Faccio una premessa, onde evitare che qualche sindaco mi denunci, hai visto mai: sto
scrivendo una mia opinione personale, non una notizia, per cui, se non si è d’accordo,
evitiamo per favore l’accusa di moda oggigiorno, quella di diffondere bufale,
fake news. Definiamo il termine: fake new, tradotto in italiano, significa
notizia falsa. Mi pare avvilente specificare che, se uno scrive la propria
opinione su un determinato argomento, non può in alcun modo scrivere una fake
new perché, prima di tutto, non sta scrivendo una notizia, in secondo luogo perché
un’opinione può essere opinabile, discutibile, persino stupida ma certamente
non può essere falsa, proprio in quanto opinione.
Sono pochi, in Italia, a
potersi permettere il lusso di usare gli organi di informazione per il proprio interesse.
Bisogna possederli, i mezzi di informazio, almeno possederne parecchi, oppure bisogna occupare ruoli
di potere molto ma molto in alto. Se non si soddisfa almeno una di queste
condizioni o, preferibilmente, tutte e due, rimane difficile manipolare le
notizie e si rischia di farsi male, non solo, di far male alla causa per la quale
si combatte. Io, a volte, capisco le intenzioni di certe istituzioni locali, ansiose di difendere il proprio operato e, magari, anche il territorio che amministrano; le capisco ma non posso condividere
il merito delle sue accuse all'informazione non condivisa, accuse che, per chi fa,
appunto, informazione, sono pesanti e offensive. L’accusa di diffondere notizie
false è un’accusa molto grave, un'arma che può far male che può anche ritorcesi contro chi la usa.
Lo stesso vale per la
minaccia di adire vie legali contro chi è colpevole di aver espresso una
propria opinione, quandanche questa opinione sia contraria alla propria,
persino se questa opinione ci fa proprio saltare i nervi, posto che, chi occupa
un ruolo istituzionale, dovrebbe quantomeno saper controllare i propri nervi. È
un comportamento molto diffuso, in questi tempi bui, quello di minacciare
azioni legali così, come si augurasse buongiorno. È un sistema che, nella testa
di chi lo usa, serve a tacitare le voci contrarie, quelle che non fanno comodo.

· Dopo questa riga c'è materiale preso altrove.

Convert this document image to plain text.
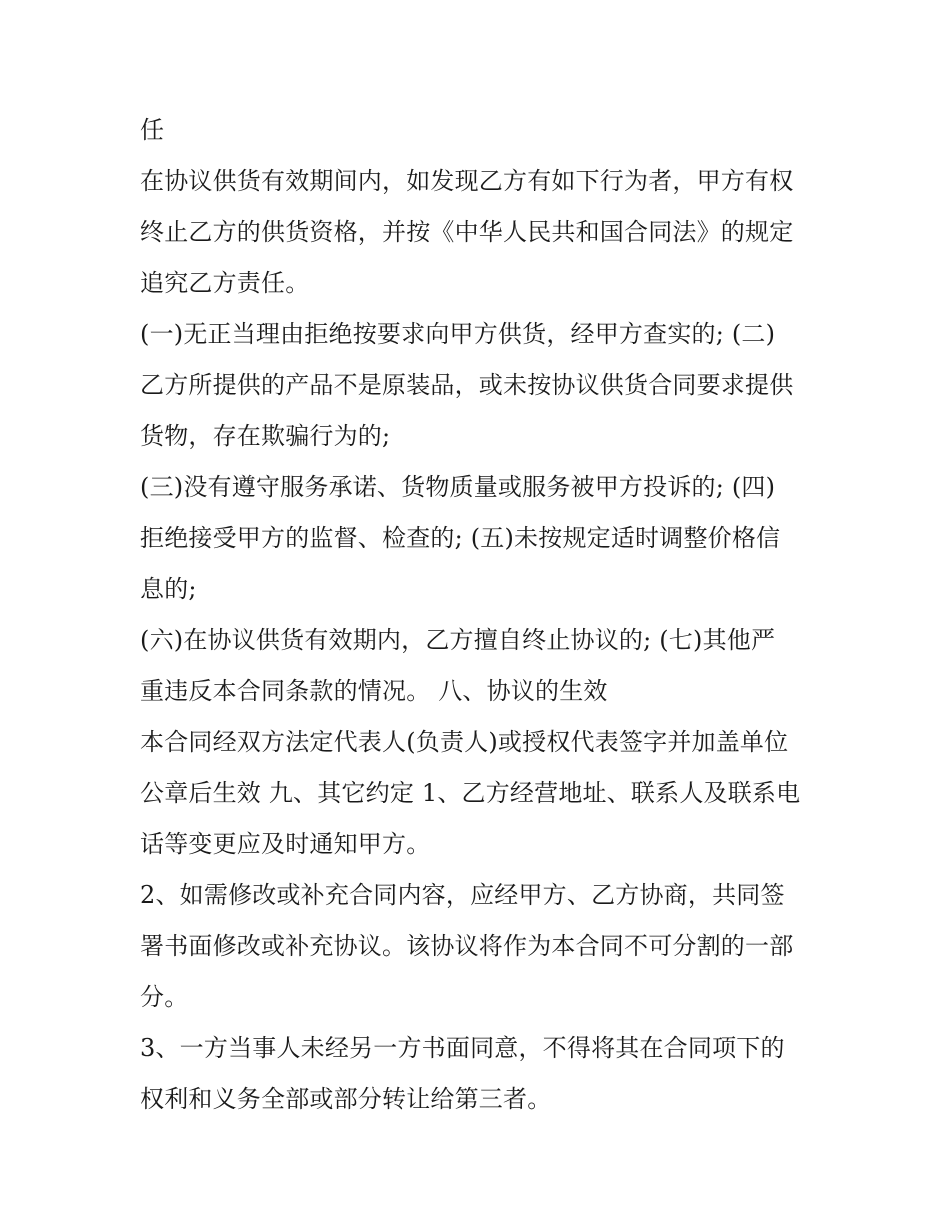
任
在协议供货有效期间内，如发现乙方有如下行为者，甲方有权
终止乙方的供货资格，并按《中华人民共和国合同法》的规定
追究乙方责任。
(一)无正当理由拒绝按要求向甲方供货，经甲方查实的; (二)
乙方所提供的产品不是原装品，或未按协议供货合同要求提供
货物，存在欺骗行为的;
(三)没有遵守服务承诺、货物质量或服务被甲方投诉的; (四)
拒绝接受甲方的监督、检查的; (五)未按规定适时调整价格信
息的;
(六)在协议供货有效期内，乙方擅自终止协议的; (七)其他严
重违反本合同条款的情况。 八、协议的生效
本合同经双方法定代表人(负责人)或授权代表签字并加盖单位
公章后生效 九、其它约定 1、乙方经营地址、联系人及联系电
话等变更应及时通知甲方。
2、如需修改或补充合同内容，应经甲方、乙方协商，共同签
署书面修改或补充协议。该协议将作为本合同不可分割的一部
分。
3、一方当事人未经另一方书面同意，不得将其在合同项下的
权利和义务全部或部分转让给第三者。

Spesso neanche funziona, ma è comunque raccapricciante, becero, dittatoriale e,
consentitemi, anche un po’ mafioso, laddove la lupara viene sostituita dalla
carta bollata.
C’è una gran voglia di
silenzio tra i terremotati, e la capisco. Ma non la condivido. Il silenzio non
può essere telecomandato, non si possono tacitare le voci, quelle stesse voci
che, fino a che hanno pronunciato parole concordanti con le proprie idee e i
propri bisogni, erano ben accette, anzi, amplificate. In democrazia l’opinione
contraria va accettata, eventualmente discussa e confutata, ma mai tacitata. È pericoloso
chiedere il silenzio, in certi casi, perché lo si potrebbe ottenere. Ce n’è già
tanto, di silenzio, troppo. Ai pochi che ancora alzano la voce, che ancora
cercano di veicolare le istanze rimaste inascoltate, non si può chiedere il
silenzio a comando, per poi riaccendere il megafono quando se ne ha la
necessità. Si rischia che non si riaccenda, o che sia occupato da altre voci.